Sweet Robot Loving, Batman! Fembots are the wave of the future? I can’t compete now. I’m totally (un)screwed. Joss used a Buffybot to great effect in season 5 of Buffy the Vampire Slayer. Oh, perfect comedy moments. It all started in I Was Made To Love You when Warren ran away from his homemade “perfect girl” because he actually met a real woman worth loving. April doesn’t understand rejection and winds up attacking the new girlfriend. Buffy does some day saving and has a chat with her afterward.
BUFFY: Can you cry? Sometimes I feel better when I cry. But … there might be rust issues.
APRIL: Crying is blackmail. Good girlfriends don’t cry.
BUFFY: Oh.
APRIL: I rechecked everything. I did everything I was supposed to do. I was a good girlfriend.
BUFFY: I’m sure you were.
APRIL: I’m only supposed to love him. If I can’t do that, what am I for? What do I exist for?
Buffy winds up providing her with some comforting lies and waits for her battery to die befor leaving.
And later, Spike finds Warren and commissions the Buffybot because he’s a sad sack of a vampire who knows he’ll never get to have the real thing…
Another prediction in the list is that aliens will save us from disaster.
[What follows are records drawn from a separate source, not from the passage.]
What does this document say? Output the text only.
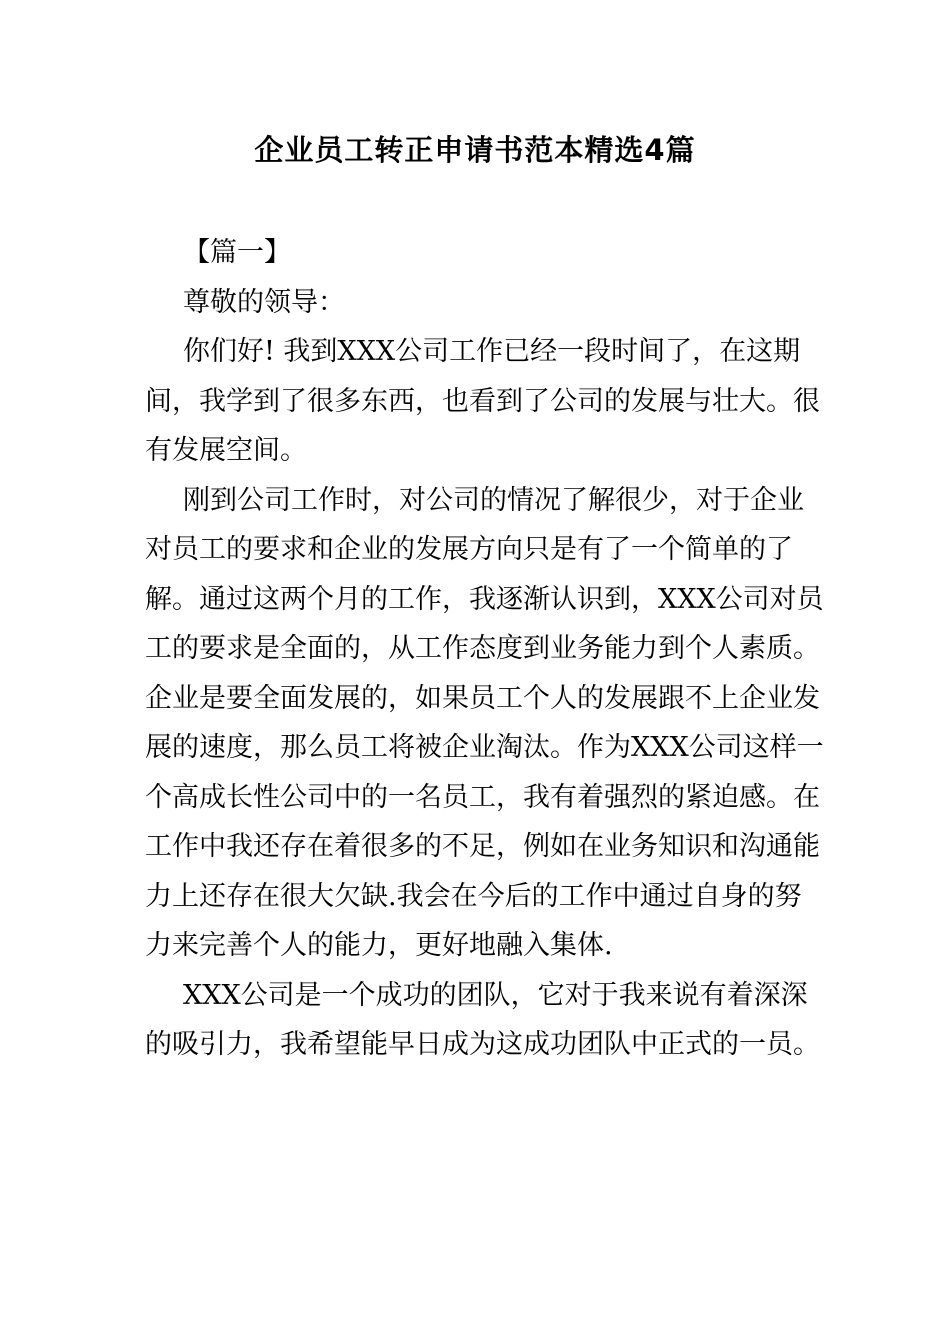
企业员工转正申请书范本精选4篇

【篇一】

尊敬的领导：

你们好! 我到XXX公司工作已经一段时间了，在这期间，我学到了很多东西，也看到了公司的发展与壮大。很有发展空间。

刚到公司工作时，对公司的情况了解很少，对于企业对员工的要求和企业的发展方向只是有了一个简单的了解。通过这两个月的工作，我逐渐认识到，XXX公司对员工的要求是全面的，从工作态度到业务能力到个人素质。企业是要全面发展的，如果员工个人的发展跟不上企业发展的速度，那么员工将被企业淘汰。作为XXX公司这样一个高成长性公司中的一名员工，我有着强烈的紧迫感。在工作中我还存在着很多的不足，例如在业务知识和沟通能力上还存在很大欠缺.我会在今后的工作中通过自身的努力来完善个人的能力，更好地融入集体.

XXX公司是一个成功的团队，它对于我来说有着深深的吸引力，我希望能早日成为这成功团队中正式的一员。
Well, that’s thinking positive. There’s a short story I read once and I really wish I’d been more alert as to who wrote it or what it was called. Aliens arrive on earth and give humans the gift of intergalactic flight. It was ridiculously simple and humans should have been able to figure out how to do it but were so involved in wars and skirmishes, they didn’t focus properly. And now these aliens feel like idiots because they had no idea what violence was and now they’ve given the Earthers the ability to take over the universe by force.
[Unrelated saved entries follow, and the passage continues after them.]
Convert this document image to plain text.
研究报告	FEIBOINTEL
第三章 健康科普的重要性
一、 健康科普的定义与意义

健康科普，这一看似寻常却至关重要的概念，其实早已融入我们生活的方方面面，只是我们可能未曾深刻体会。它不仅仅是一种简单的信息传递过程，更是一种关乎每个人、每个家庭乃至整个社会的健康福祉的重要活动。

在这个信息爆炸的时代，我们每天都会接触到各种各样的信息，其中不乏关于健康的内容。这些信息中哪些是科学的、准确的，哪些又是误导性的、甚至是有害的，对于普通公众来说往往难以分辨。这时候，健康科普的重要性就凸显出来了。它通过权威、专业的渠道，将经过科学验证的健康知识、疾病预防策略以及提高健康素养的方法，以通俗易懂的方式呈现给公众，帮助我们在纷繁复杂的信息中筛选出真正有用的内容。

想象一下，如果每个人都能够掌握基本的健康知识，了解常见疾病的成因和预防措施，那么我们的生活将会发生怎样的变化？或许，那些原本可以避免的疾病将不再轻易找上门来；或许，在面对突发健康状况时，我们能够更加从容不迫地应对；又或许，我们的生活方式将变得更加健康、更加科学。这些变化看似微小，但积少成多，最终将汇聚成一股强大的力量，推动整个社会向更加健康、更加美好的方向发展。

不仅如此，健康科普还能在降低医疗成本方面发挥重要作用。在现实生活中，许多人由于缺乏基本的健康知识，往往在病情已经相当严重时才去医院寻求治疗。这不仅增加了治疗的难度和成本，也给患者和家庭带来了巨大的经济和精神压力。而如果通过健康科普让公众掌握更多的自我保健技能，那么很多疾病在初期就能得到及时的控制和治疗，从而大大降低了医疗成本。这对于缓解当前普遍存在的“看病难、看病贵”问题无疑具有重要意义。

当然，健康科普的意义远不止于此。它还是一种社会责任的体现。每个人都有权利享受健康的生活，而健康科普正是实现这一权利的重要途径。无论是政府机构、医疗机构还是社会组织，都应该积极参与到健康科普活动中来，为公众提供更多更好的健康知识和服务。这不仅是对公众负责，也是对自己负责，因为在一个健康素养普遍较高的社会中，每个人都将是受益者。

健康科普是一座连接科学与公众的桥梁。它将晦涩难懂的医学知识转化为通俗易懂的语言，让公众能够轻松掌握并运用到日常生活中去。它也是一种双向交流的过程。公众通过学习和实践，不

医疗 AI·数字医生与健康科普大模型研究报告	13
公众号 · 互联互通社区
Second-last topic on the list is interesting – the human species might divide. Well, that’s possible, I suppose. Even now you can read about Indigo children and parents who refuse to believe their kids are normal humans. Skepdic provides a good rundown on this, too. Go easy on my child at school, Mr. Teacher. He’s an advanced kind of human being and wasn’t meant to listen and sit still…
Last topic, time travel. Oh, how I love the idea of time travel. It would be amazing if it was actually possible, even if it only worked on a microscopic level. Time travel is one of my favourite fictional genres. Tunnel through Time by Lester Del Rey is an old fave. I own every episode of Quantum Leap and thought many of the time travel episodes in Star Trek were the best ones. There’s another book that’s grand but might be hard to come by called The Man who Folded Himself by David Gerrold. In that, the main character meets himself from a future or dimension or some damned thing, and they go gambling. The narrator gets given a belt (turns out from an “uncle” who’s really his future self) and he uses that belt to travel back and repeat the experience he just had on a version of himself the day before and him as the traveler. More bouncing around goes on and he meets many versions of himself, some of them female (and all of them he has sex with, I think), and some that are vindictive and cruel (and might have had sex with some of those kinky boys too, I forget). He starts to lose his sense of who he is and the time he should be in, and spends a ridiculous amount of time (however he can measure it) trying to recapture a failed romance, each time trying to meet the girl earlier than he did before, trying to figure out what went wrong. Eventually he’s way too old and she’s way too young and he has to give it up. It’s a fascinating book, actually. It’s been some years since I read it and I’m pleased I didn’t lose the plot, such as it was.